Hello,

I'm pretty stumped on this problem at the moment.
What I initially tried was zero-state and zero-input but I'm not confident that is the correct method.


What I devised for x(t) is x(t) = u(t) -(1+e^(-t))u(t-1)
*where u(t) is the unitstep function.

Is it possible for me to solve the differential equation with seperate inputs?
So, suppose I solve it for y'+2y = 1 (0 < t < 1)
and y' +2y = e^(-t) (t>1)

 

So, suppose I solve it for y'+2y = 1 (0 < t < 1)
and y' +2y = e^(-t) (t>1)

y'+2y = 1 (0 < t < 1)
y' +2y = e^-(t-1) (t>1)
I think for t = 1 to be x(t)=-1

y'+2y = 1
https://www.wolframalpha.com/input/?i=y'+++2y+=+1
y(t)=c*e^(-2t)+1/2


y' +2y = e^-(t-1)
https://www.wolframalpha.com/input/?i=y'+++2y+=+e^-(x-1)
y(t)=c*e^(-2t)+e^(1-t)

the simplest case:
y' +2y = 0

Exercise is not clear for me.
y' is the derivative of the function y with x or t?
y'=y'(x)=dy/dx or y'=y'(t)=dy/dt?

 

I'm under the impression that y=y(t).

Thanks for the help, trying different ways to check my answer, not allowed to use laplace.

actually, the lower peak at 1 is -1/e

 

Hi,

Then your second function part is (-1/e)*e^(-t).

When you solve the second part you have to use the final conditions from the first part as the initial conditions of the second part.
For example, say after the first part you have y=0.433, then you have to use y=0.433 as the initial conditions when you go to solve the second part. For the first part the initial condition is y=0 as they state.
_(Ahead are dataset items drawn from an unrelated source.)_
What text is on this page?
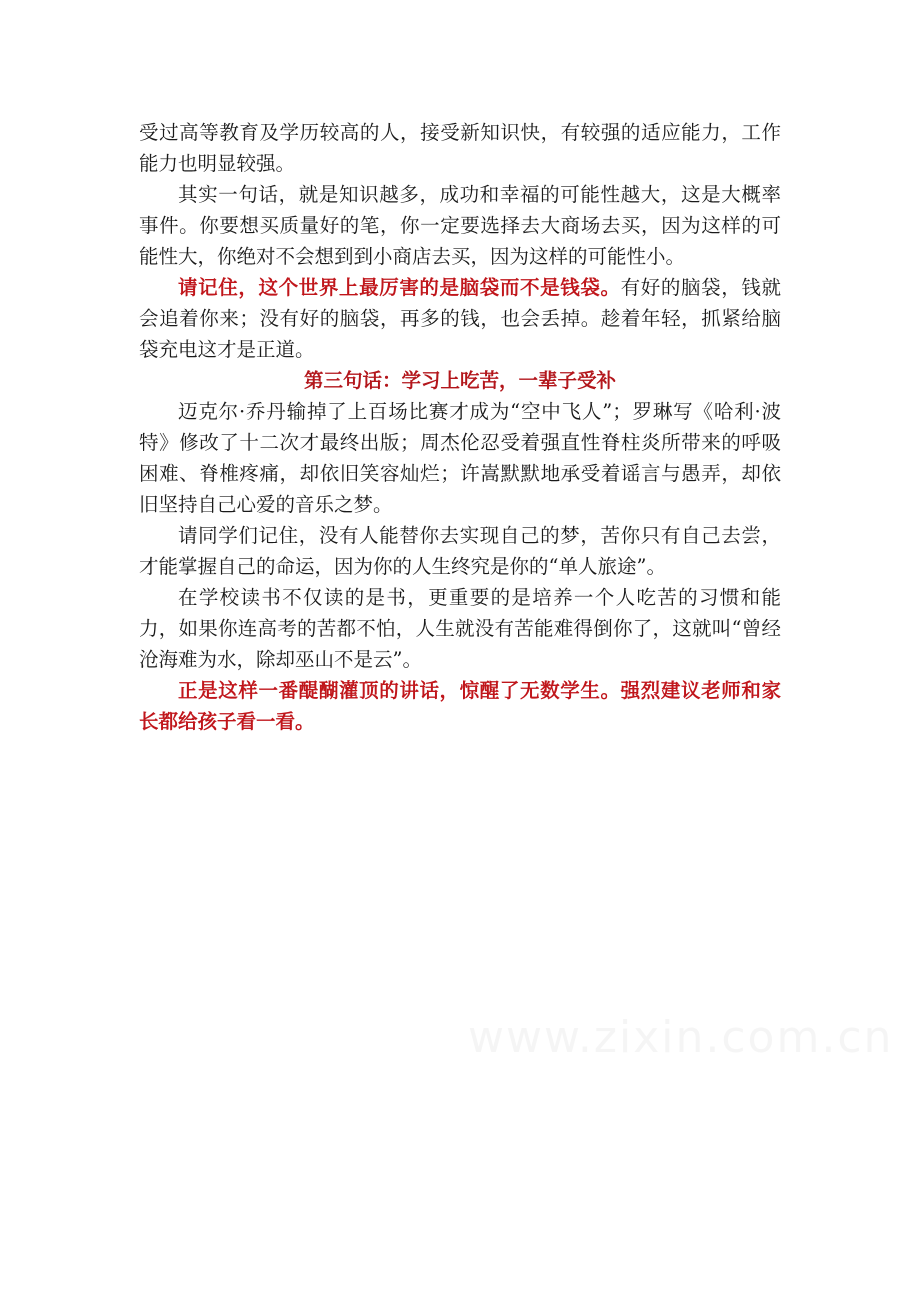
受过高等教育及学历较高的人，接受新知识快，有较强的适应能力，工作能力也明显较强。

其实一句话，就是知识越多，成功和幸福的可能性越大，这是大概率事件。你要想买质量好的笔，你一定要选择去大商场去买，因为这样的可能性大，你绝对不会想到到小商店去买，因为这样的可能性小。

请记住，这个世界上最厉害的是脑袋而不是钱袋。有好的脑袋，钱就会追着你来；没有好的脑袋，再多的钱，也会丢掉。趁着年轻，抓紧给脑袋充电这才是正道。

第三句话：学习上吃苦，一辈子受补

迈克尔·乔丹输掉了上百场比赛才成为“空中飞人”；罗琳写《哈利·波特》修改了十二次才最终出版；周杰伦忍受着强直性脊柱炎所带来的呼吸困难、脊椎疼痛，却依旧笑容灿烂；许嵩默默地承受着谣言与愚弄，却依旧坚持自己心爱的音乐之梦。

请同学们记住，没有人能替你去实现自己的梦，苦你只有自己去尝，才能掌握自己的命运，因为你的人生终究是你的“单人旅途”。

在学校读书不仅读的是书，更重要的是培养一个人吃苦的习惯和能力，如果你连高考的苦都不怕，人生就没有苦能难得倒你了，这就叫“曾经沧海难为水，除却巫山不是云”。

正是这样一番醍醐灌顶的讲话，惊醒了无数学生。强烈建议老师和家长都给孩子看一看。

www.zixin.com.cn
Note this can also be viewed as dy/dt=x(t)-2*y in case that helps, where x(t) is viewed as the input and -2*y is viewed as the feedback.
We can then think of the solution as being the sum of all delta t times dy/dt, where delta t is some small time value.

 

Certainly, you know how to solve such an equation:
y'+2y = 1

we consider:

The result (=1) is a constant (independent of t)
y may be this constant.
if y' will be constant then y would depend on t and the result would be not a constant.
So, y=ct => y'=0 =>
0+2y=1 => y=1/2 => y2=1/2
but y=y1+y2=...........

 

Hi,

I dont think the general solution to:
y'+2*y=x(t)

is that difficult, so the general solution can be used for both parts after substituting in either x(t)=1 or x(t)=(-1/e)*e^(-t) and applying appropriate initial conditions.

If he wants to he can solve them separately though:
y'+2*y=1, with y(0)=0 for t=0 to t=1, and solution y(1) at t=1,

and:
y'+2*y=(-1/e)*e^(-t), with y(0)=y(1) from above and for t=0 to infinity and solution y(t) or y(t-1) for all time t>=1.

This is electrically equivalent to an RC low pass filter with all inputs halved and RC time constant equal to 1/2,
and inputs as noted for x(t) in this problem (except halved).